Alexei's blood ran cold. Not from the name coincidence, but from the implication. A Transneft manager, dating a Ministry secretary, using her access to deliver threats.
"We have our link," he said. "Transneft is behind this. Not officially—they wouldn't be stupid enough to authorize it. But someone in their organization decided to take matters into their own hands."
"What do we do?" Boris asked.
Alexei thought for a long moment. He could go to the police—but the police were corrupt, and Transneft had friends everywhere. He could go to the media—but that would escalate the conflict into a public war.
Or he could handle it himself.
"Find Dmitri Volkov. Bring him to me. Quietly."
---
Three nights later, Dmitri Volkov sat across from Alexei in a warehouse on the outskirts of St. Petersburg. Ivan's men had picked him up outside his apartment, blindfolded him, and driven him in circles for an hour before depositing him in the chair.
He was a nervous man—thinning hair, sweating profusely, hands trembling.
"I know about the notes," Alexei said. "I know your girlfriend delivered them. I know you wrote them."
Dmitri said nothing, his eyes darting around the warehouse.
"Here's what's going to happen," Alexei continued. "You're going to tell me who told you to write those notes. If you lie, I will know. And then this conversation becomes unpleasant."
"It was my boss," Dmitri whispered. "Yuri Krasnov. Head of Regional Operations at Transneft. He said you were destroying the company. He said someone needed to scare you off."
"Scare me off. Not kill me."
"Just scare. The notes were supposed to make you leave St. Petersburg. That's all. I swear."
Alexei studied the man. He was telling the truth—or at least, he believed he was.
"Here's what happens next," Alexei said. "You're going to resign from Transneft. You're going to break up with your girlfriend. And you're going to leave St. Petersburg within the week. If you're still here in seven days, Ivan will find you. And the next conversation won't be as pleasant."

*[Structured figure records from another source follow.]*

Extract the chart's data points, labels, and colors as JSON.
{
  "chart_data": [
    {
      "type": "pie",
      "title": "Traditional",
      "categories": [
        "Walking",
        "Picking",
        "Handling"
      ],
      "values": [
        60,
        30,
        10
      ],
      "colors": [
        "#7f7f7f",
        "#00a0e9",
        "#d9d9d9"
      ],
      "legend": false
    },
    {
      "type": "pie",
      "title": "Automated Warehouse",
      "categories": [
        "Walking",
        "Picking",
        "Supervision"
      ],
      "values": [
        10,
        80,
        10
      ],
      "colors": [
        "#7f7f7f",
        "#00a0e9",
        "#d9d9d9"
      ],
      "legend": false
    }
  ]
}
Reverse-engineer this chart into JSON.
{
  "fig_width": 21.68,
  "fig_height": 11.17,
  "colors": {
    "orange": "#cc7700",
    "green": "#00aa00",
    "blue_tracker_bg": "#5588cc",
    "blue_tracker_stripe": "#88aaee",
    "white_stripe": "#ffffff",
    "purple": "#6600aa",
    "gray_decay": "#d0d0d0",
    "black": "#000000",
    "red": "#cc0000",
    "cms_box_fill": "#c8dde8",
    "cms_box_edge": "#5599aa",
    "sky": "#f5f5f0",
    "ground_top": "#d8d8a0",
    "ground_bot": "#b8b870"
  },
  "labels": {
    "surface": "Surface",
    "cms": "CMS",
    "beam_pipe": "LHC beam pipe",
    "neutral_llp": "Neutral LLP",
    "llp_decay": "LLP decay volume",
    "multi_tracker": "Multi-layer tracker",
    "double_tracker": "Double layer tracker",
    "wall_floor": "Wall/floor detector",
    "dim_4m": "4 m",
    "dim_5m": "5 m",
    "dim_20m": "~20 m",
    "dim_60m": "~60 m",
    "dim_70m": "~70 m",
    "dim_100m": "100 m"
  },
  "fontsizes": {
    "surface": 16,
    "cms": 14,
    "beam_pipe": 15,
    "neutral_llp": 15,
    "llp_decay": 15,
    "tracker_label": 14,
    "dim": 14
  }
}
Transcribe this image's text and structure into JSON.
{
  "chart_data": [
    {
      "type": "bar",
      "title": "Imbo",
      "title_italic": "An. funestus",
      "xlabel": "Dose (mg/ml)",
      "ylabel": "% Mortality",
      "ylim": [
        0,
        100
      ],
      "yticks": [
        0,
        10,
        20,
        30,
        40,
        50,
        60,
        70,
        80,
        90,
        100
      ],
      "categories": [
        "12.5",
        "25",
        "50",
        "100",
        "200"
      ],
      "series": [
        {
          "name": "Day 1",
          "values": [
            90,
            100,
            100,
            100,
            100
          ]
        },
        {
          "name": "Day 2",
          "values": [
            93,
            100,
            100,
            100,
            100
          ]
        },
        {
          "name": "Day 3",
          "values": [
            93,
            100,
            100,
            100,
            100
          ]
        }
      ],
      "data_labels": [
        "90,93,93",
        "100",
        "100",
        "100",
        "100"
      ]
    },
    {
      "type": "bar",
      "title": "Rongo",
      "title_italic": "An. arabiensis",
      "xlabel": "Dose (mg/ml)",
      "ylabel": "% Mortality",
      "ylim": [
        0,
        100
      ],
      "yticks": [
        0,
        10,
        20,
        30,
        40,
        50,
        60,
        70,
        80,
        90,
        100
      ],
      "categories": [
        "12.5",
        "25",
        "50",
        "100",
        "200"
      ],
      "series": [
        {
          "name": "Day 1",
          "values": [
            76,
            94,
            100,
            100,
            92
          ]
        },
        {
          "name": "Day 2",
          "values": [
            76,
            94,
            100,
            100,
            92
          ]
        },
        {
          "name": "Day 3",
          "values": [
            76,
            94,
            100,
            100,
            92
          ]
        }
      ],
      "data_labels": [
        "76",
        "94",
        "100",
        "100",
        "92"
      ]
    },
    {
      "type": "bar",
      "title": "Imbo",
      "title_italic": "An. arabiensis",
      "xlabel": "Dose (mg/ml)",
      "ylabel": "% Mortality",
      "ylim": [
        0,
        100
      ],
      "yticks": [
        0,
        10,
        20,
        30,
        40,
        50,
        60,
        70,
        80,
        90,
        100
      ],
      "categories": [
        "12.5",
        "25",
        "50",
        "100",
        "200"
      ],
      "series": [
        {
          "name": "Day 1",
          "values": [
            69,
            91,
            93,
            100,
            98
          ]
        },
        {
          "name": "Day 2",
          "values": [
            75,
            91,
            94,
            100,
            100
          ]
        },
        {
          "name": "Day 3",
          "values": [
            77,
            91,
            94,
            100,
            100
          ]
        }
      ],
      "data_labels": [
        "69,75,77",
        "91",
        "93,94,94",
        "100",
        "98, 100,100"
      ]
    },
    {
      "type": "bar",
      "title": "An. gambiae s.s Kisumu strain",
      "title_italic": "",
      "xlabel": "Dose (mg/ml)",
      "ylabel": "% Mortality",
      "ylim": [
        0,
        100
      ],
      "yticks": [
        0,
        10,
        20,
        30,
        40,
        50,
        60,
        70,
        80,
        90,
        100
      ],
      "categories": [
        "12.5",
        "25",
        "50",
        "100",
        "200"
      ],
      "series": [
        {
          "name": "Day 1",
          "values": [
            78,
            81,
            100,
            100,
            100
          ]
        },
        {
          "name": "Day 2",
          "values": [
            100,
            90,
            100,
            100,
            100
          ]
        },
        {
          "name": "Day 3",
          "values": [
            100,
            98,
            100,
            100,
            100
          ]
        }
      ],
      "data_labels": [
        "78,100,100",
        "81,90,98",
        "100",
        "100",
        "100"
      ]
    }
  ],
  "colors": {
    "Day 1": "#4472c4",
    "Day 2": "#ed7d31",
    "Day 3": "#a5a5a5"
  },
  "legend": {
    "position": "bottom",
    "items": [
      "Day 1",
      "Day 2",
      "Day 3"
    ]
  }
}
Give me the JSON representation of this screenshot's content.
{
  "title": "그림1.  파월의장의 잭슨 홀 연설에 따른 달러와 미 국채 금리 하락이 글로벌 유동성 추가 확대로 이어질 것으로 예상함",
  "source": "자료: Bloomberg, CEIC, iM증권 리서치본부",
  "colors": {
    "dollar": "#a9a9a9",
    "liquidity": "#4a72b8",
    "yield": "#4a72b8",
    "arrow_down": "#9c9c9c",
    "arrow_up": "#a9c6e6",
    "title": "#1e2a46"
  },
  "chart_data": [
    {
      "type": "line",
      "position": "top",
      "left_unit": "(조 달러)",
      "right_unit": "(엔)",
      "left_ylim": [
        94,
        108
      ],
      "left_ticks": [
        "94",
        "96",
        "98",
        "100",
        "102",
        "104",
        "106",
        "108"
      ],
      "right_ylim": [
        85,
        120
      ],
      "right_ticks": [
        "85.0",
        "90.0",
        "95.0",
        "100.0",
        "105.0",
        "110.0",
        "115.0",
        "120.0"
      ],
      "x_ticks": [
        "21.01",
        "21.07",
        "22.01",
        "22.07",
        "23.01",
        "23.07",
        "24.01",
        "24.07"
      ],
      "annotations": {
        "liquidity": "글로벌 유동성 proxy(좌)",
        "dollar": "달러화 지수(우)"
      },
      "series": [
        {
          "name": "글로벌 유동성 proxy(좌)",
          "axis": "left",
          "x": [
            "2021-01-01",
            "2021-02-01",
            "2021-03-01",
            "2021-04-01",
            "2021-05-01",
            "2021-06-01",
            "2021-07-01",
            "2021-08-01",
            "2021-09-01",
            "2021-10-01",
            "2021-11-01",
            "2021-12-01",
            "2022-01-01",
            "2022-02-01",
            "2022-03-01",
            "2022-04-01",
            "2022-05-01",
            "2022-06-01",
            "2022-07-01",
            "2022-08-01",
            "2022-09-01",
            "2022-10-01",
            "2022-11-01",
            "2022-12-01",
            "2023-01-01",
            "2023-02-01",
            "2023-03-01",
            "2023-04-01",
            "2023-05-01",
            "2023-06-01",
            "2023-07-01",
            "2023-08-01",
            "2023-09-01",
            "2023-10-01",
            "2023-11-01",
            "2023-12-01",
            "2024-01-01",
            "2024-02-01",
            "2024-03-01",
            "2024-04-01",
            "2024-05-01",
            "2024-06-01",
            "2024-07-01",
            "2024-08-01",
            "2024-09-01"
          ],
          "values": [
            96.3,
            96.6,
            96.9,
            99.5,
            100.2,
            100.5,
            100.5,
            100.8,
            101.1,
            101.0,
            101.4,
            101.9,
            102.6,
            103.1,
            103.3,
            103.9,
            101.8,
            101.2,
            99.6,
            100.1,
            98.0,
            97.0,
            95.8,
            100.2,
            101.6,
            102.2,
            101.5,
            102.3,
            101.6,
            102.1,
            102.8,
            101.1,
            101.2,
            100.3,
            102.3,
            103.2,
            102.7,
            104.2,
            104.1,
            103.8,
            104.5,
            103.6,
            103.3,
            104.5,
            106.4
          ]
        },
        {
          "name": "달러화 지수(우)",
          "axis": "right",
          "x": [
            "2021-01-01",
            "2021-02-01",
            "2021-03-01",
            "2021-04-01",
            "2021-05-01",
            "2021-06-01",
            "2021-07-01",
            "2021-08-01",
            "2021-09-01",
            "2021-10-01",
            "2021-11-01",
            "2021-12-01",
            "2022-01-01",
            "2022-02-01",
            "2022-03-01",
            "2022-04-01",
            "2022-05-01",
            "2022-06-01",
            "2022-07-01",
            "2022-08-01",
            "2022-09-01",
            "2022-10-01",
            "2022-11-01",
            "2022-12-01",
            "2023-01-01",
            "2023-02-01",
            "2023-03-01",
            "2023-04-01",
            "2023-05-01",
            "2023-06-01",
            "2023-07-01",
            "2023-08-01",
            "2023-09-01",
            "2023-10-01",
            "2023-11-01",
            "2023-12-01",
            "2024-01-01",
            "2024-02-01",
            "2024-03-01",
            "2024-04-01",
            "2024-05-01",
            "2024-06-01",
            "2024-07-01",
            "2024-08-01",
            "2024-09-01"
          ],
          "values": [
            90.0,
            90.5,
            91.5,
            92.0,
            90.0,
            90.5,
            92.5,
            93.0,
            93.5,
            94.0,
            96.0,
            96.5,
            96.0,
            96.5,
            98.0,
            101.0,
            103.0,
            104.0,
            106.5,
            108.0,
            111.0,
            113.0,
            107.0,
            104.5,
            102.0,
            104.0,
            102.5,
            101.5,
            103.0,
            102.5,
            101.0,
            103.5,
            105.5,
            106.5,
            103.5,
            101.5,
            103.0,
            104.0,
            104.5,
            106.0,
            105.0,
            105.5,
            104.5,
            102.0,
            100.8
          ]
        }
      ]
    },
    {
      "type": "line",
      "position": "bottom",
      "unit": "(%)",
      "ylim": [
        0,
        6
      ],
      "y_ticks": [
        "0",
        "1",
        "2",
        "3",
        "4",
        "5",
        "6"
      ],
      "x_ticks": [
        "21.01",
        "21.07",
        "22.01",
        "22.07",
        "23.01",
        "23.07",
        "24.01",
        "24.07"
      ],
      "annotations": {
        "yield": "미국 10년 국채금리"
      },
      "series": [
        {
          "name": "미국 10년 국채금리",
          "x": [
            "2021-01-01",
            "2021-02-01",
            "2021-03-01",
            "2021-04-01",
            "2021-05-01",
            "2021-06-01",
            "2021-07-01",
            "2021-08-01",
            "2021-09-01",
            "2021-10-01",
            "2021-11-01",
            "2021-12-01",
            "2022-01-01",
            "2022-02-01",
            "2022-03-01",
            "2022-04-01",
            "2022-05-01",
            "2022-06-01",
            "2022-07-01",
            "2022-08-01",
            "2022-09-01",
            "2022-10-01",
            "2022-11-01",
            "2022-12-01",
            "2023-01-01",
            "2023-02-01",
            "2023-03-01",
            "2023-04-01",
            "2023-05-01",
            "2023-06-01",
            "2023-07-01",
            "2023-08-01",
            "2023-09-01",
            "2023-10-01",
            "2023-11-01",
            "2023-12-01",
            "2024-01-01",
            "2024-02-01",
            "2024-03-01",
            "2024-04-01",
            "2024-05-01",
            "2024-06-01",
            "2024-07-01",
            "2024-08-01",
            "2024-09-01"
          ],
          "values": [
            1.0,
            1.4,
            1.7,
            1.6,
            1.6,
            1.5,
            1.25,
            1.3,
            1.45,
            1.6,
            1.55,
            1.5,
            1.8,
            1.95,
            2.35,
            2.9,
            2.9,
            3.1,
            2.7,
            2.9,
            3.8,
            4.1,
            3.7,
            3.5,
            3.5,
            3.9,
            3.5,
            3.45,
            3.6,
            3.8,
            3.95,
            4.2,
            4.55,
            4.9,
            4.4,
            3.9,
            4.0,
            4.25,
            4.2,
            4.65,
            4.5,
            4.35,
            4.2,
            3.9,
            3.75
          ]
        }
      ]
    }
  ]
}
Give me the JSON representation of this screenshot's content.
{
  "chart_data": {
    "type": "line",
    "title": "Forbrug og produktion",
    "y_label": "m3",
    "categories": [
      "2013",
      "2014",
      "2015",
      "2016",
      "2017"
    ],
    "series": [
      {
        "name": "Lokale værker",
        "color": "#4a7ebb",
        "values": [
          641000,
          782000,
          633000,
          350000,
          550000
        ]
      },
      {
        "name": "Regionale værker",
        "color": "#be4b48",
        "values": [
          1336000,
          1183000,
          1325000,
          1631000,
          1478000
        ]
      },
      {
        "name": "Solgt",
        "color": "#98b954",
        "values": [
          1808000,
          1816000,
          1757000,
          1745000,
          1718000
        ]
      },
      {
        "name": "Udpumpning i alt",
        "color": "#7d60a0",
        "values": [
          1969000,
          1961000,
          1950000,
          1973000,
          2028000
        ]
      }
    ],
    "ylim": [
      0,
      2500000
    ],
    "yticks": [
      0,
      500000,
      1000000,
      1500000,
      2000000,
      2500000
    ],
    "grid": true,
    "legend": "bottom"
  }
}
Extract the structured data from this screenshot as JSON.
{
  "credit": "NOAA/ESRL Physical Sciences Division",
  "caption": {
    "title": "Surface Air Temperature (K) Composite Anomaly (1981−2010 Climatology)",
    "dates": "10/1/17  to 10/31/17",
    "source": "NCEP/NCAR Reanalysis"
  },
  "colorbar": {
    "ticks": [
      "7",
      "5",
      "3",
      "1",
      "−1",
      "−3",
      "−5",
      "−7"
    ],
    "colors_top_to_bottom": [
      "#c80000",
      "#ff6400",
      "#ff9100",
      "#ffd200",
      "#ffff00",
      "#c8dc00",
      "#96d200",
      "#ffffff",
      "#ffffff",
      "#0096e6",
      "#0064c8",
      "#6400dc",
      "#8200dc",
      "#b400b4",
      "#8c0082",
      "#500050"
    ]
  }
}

Dmitri nodded frantically.
"One more thing," Alexei said. "You're going to deliver a message to Yuri Krasnov. Tell him this: 'The young one is not scared. The young one is patient. And the young one remembers.'"
That night, Alexei wrote in his journal:
February 28, 1997
The warning wasn't from an assassin. It was from a coward. A middle manager at Transneft, trying to frighten me away.
It almost worked. Not because I was afraid—but because it reminded me how many people want me gone.
The note said: "Cut him down before he becomes a tree."
I am becoming a tree. Deep roots. Wide branches. Hard to cut.
But trees get cut down all the time. By storms. By axes. By men with enough patience.
I need to grow faster than the axes can swing.
Transneft will try again. Their manager will be replaced by someone more competent. The threats will return.
So I'll build higher walls. Deeper moats. Stronger alliances.
And I'll remember: the best way to survive is to become too big to kill.